FID-RPRGAN-VC: Fréchet Inception Distance Loss based Region-wise Position Normalized Relativistic GAN for Non-Parallel Voice Conversion

Sandipan Dhar, MD. Tousin Akhter, Padmanabha Banerjee, Nanda Dulal Jana, Swagatam Das

Published: 2023, Last Modified: 08 Apr 2025APSIPA ASC 2023EveryoneRevisionsBibTeXCC BY-SA 4.0

Abstract: Voice conversion (VC) is the speech-to-speech (STS) synthesis process that converts the vocal identity of a source speaker to a target speaker by keeping the linguistic content unaltered. In recent years, VC research has been explored using generative adversarial network (GAN) models. However, a substantial difference exists between the real and the state-of-the-art (SOTA) VC model-generated speech samples as far as naturalness is concerned.

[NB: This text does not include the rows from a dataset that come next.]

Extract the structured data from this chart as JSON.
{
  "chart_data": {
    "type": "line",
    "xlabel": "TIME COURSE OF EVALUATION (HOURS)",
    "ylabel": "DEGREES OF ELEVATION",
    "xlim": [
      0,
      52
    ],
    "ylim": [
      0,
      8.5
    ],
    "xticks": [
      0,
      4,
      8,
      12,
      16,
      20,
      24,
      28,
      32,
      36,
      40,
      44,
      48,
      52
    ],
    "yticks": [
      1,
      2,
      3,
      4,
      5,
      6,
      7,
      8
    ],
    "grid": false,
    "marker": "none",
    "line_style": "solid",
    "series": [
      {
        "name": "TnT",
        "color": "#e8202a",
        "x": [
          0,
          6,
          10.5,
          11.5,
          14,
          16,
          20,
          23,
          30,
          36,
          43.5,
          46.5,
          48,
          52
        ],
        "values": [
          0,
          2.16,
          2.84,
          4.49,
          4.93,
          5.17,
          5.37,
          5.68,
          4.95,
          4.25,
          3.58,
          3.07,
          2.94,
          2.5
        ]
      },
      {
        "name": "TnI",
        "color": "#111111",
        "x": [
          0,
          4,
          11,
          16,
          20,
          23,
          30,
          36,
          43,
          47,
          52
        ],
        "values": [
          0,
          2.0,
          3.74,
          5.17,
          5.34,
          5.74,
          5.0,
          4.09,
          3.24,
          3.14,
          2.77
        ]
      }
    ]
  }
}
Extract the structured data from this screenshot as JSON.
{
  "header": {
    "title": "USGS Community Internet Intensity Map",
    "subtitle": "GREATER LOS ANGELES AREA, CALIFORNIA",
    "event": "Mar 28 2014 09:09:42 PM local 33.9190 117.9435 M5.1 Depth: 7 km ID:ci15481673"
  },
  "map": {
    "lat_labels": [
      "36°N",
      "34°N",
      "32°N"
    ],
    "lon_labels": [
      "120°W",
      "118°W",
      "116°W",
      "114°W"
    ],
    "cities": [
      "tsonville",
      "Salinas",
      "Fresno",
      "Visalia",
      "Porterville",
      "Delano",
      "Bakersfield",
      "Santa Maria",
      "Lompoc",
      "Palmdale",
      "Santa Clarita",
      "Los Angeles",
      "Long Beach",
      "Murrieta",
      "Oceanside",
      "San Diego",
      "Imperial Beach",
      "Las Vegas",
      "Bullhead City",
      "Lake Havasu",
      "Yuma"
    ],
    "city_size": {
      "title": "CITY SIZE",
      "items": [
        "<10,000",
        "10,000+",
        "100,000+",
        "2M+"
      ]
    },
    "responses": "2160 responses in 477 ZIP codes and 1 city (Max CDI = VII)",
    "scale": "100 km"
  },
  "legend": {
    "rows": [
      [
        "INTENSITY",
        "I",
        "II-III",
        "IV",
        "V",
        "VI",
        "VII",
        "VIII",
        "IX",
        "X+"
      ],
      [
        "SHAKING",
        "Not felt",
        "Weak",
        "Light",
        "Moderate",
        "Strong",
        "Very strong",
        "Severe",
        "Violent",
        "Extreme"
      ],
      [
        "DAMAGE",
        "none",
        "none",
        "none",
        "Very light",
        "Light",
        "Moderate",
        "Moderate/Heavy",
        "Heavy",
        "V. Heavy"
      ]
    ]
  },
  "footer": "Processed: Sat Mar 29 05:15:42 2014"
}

This work proposes an improved GAN model for non-parallel VC to enhance the naturalness of the generated speech samples. The improved GAN model is integrated with a region-wise positional normalization technique in the generator, a relativistic mechanism-based discriminator, and a Fréchet inception distance (FID) based loss function. We tested the proposed model on VCC 2018, CMU Arctic, and a dysarthric speech dataset. The experimental results revealed the superiority of the proposed FID-RPRGAN-VC model over the SOTA MaskCycleGAN-VC model.